If we denote nth number of Fibonacci series as F(n), then the formula becomes, $$ N_m=F(m-2) $$

Now, we can calculate the probability of the Player 1 winning the series at m games as $$ P_1=\frac{N_m}{2^m}=\frac{F(m-2)}{2^m} $$ This was just for one player, now we have to multiply it by two to get the probability of the game ending by any player. $$ P_m=2P_1=2\frac{F(m-2)}{2^m} $$ For the expected value $E_m$, we multiply by m $$ E_m=P_m*m=2\frac{F(m-2)*m}{2^m} $$

The total expected value is $$ \sum_{m=1}^\infty E_m=\sum_{m=1}^\infty 2\frac{F(m-2)*m}{2^m} $$ Now, all we need to do is turn this recursive formula into a general one by using Binet's formula :

$$ F(m)=\frac{Φ^{m}-φ^{m}}{\sqrt5} $$ where $Φ=\sqrt5+1$ and $φ=\sqrt5-1$

If we calculate it accordingly, the answer is 7. There are many more interesting facts about this problem, but I don't have time to discuss all of it.
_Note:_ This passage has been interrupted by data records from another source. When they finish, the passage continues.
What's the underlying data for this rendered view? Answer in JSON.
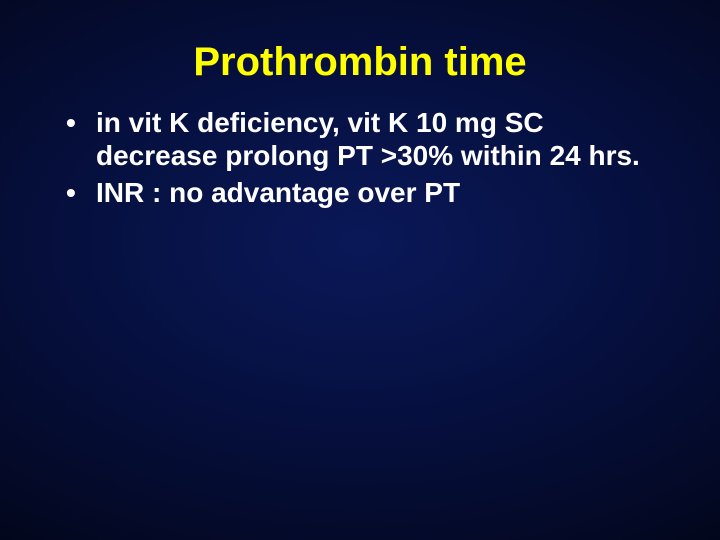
{
  "slide": {
    "title": "Prothrombin time",
    "title_color": "#ffff00",
    "title_fontsize": 40,
    "bullet_fontsize": 28,
    "bullet_color": "#ffffff",
    "background": {
      "type": "radial-gradient",
      "center_color": "#0a1858",
      "edge_color": "#000000"
    },
    "bullets": [
      "in vit K deficiency, vit K 10 mg SC decrease prolong PT >30% within 24 hrs.",
      "INR : no advantage over PT"
    ]
  }
}
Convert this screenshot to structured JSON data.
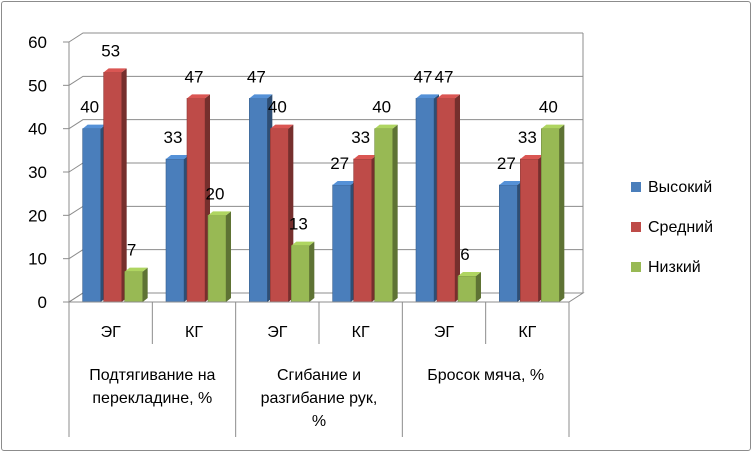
{
  "chart_data": {
    "type": "bar",
    "groups": [
      {
        "label_lines": [
          "Подтягивание на",
          "перекладине, %"
        ],
        "categories": [
          "ЭГ",
          "КГ"
        ]
      },
      {
        "label_lines": [
          "Сгибание и",
          "разгибание рук,",
          "%"
        ],
        "categories": [
          "ЭГ",
          "КГ"
        ]
      },
      {
        "label_lines": [
          "Бросок мяча, %"
        ],
        "categories": [
          "ЭГ",
          "КГ"
        ]
      }
    ],
    "categories": [
      "ЭГ",
      "КГ",
      "ЭГ",
      "КГ",
      "ЭГ",
      "КГ"
    ],
    "series": [
      {
        "name": "Высокий",
        "values": [
          40,
          33,
          47,
          27,
          47,
          27
        ],
        "color": "#4a7ebb"
      },
      {
        "name": "Средний",
        "values": [
          53,
          47,
          40,
          33,
          47,
          33
        ],
        "color": "#be4b48"
      },
      {
        "name": "Низкий",
        "values": [
          7,
          20,
          13,
          40,
          6,
          40
        ],
        "color": "#98b954"
      }
    ],
    "ylim": [
      0,
      60
    ],
    "yticks": [
      "0",
      "10",
      "20",
      "30",
      "40",
      "50",
      "60"
    ],
    "grid": true,
    "legend_position": "right",
    "style": "3d-clustered-column"
  }
}
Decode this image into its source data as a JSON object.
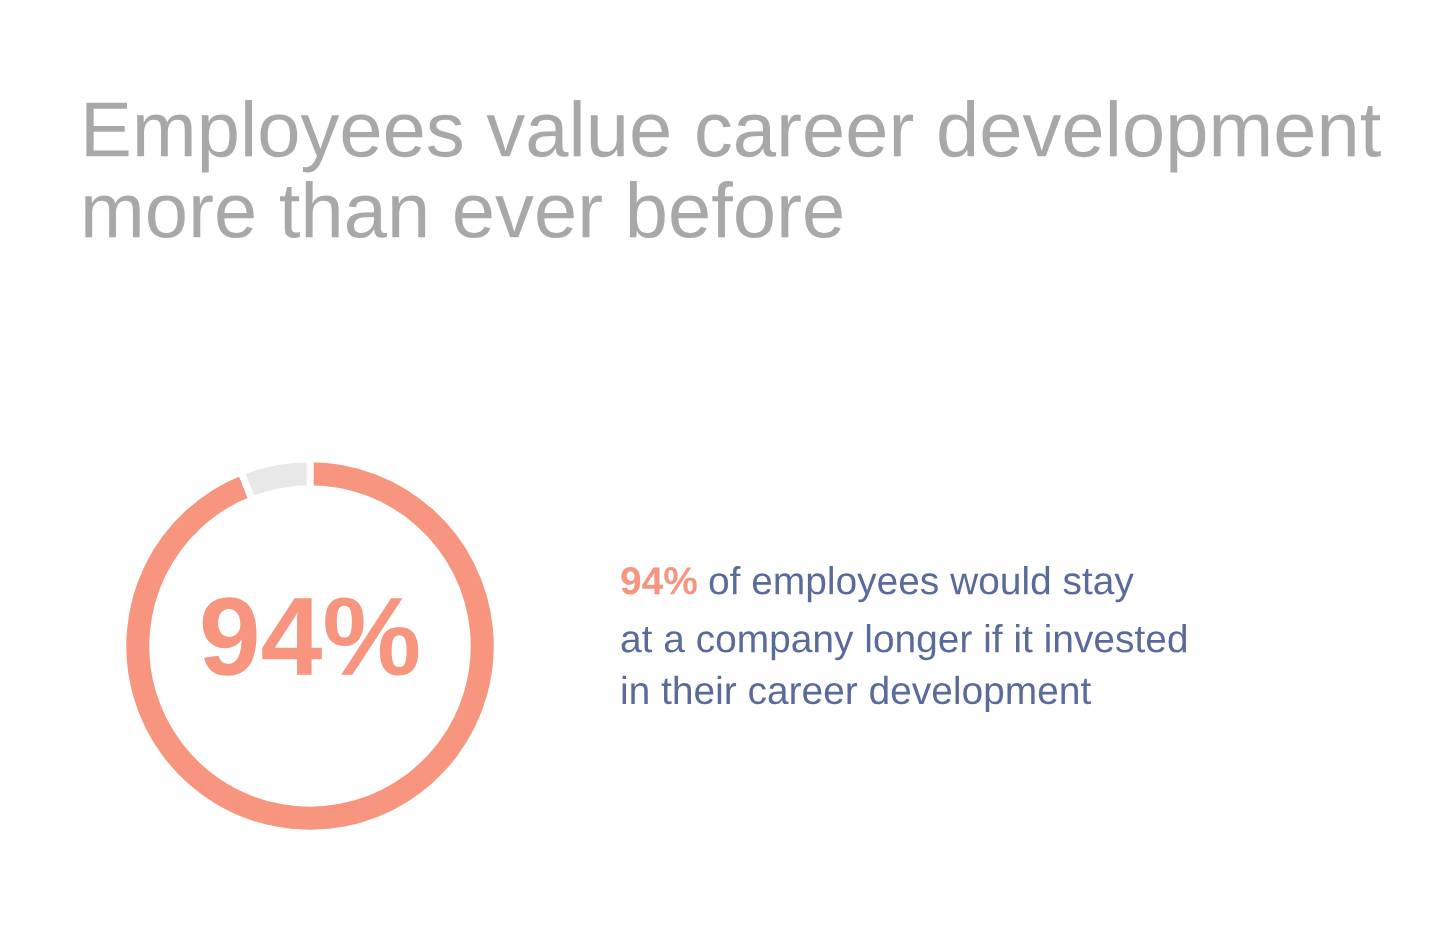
{
  "chart_data": {
    "type": "donut",
    "title": "Employees value career development\nmore than ever before",
    "categories": [
      null,
      null
    ],
    "values": [
      94,
      6
    ],
    "colors": [
      "#f7957f",
      "#e8e8e8"
    ],
    "annotations": [
      "94%",
      "94% of employees would stay\nat a company longer if it invested\nin their career development"
    ]
  }
}
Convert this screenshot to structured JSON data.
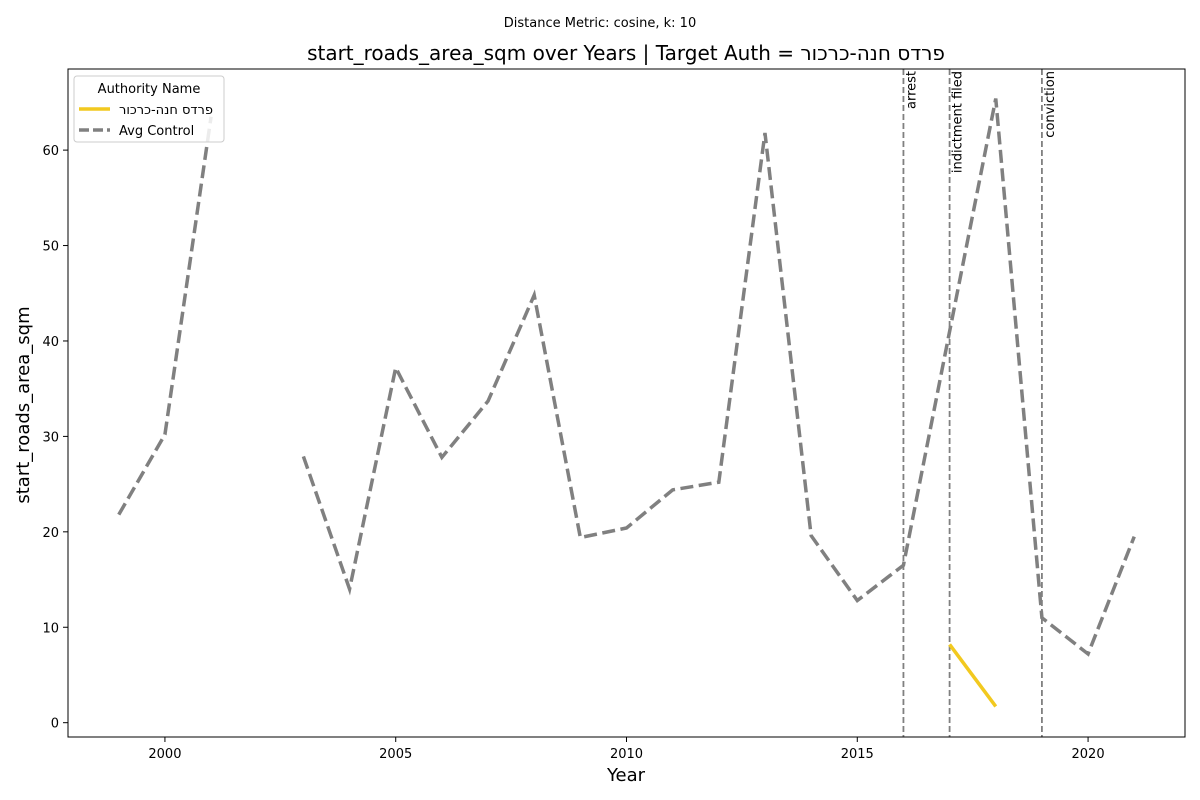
{
  "chart_data": {
    "type": "line",
    "suptitle": "Distance Metric: cosine, k: 10",
    "title": "start_roads_area_sqm over Years | Target Auth = פרדס חנה-כרכור",
    "xlabel": "Year",
    "ylabel": "start_roads_area_sqm",
    "xlim": [
      1997.9,
      2022.1
    ],
    "ylim": [
      -1.5,
      68.5
    ],
    "xticks": [
      2000,
      2005,
      2010,
      2015,
      2020
    ],
    "yticks": [
      0,
      10,
      20,
      30,
      40,
      50,
      60
    ],
    "grid": false,
    "legend": {
      "title": "Authority Name",
      "placement": "top-left"
    },
    "series": [
      {
        "name": "פרדס חנה-כרכור",
        "color": "#f2c91f",
        "style": "solid",
        "points": [
          [
            2017,
            8.2
          ],
          [
            2018,
            1.7
          ]
        ]
      },
      {
        "name": "Avg Control",
        "color": "#808080",
        "style": "dashed",
        "points": [
          [
            1999,
            21.8
          ],
          [
            2000,
            30.2
          ],
          [
            2001,
            63.5
          ],
          [
            2002,
            null
          ],
          [
            2003,
            27.9
          ],
          [
            2004,
            14.0
          ],
          [
            2005,
            37.2
          ],
          [
            2006,
            27.8
          ],
          [
            2007,
            33.7
          ],
          [
            2008,
            44.8
          ],
          [
            2009,
            19.4
          ],
          [
            2010,
            20.4
          ],
          [
            2011,
            24.4
          ],
          [
            2012,
            25.2
          ],
          [
            2013,
            61.8
          ],
          [
            2014,
            19.6
          ],
          [
            2015,
            12.8
          ],
          [
            2016,
            16.5
          ],
          [
            2017,
            41.0
          ],
          [
            2018,
            65.4
          ],
          [
            2019,
            11.0
          ],
          [
            2020,
            7.2
          ],
          [
            2021,
            19.5
          ]
        ]
      }
    ],
    "events": [
      {
        "x": 2016,
        "label": "arrest"
      },
      {
        "x": 2017,
        "label": "indictment filed"
      },
      {
        "x": 2019,
        "label": "conviction"
      }
    ]
  }
}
For example, the solution for any n number of deciding games is calculated always by n-1 step Fibonacci numbers. For 3 games, 2-step Fibonacci numbers are the Fibonacci numbers that we know it. 4 games is calculated by Tribonacci numbers and etc.

Hence, you can also calculate that for any number of deciding games n, the expected number of games is always $E_n=2^n-1$. For n=3, the answer was 7, for n=4 the answer is 15 and so on. To me, this was a very interesting result about the relationship of Fibonacci numbers and powers of 2. Which is also always equal to $F_{n}(n+1)$.

$F_2(4)=3$ $F_3(5)=7$ $F_4(6)=15$ etc. Pretty cool.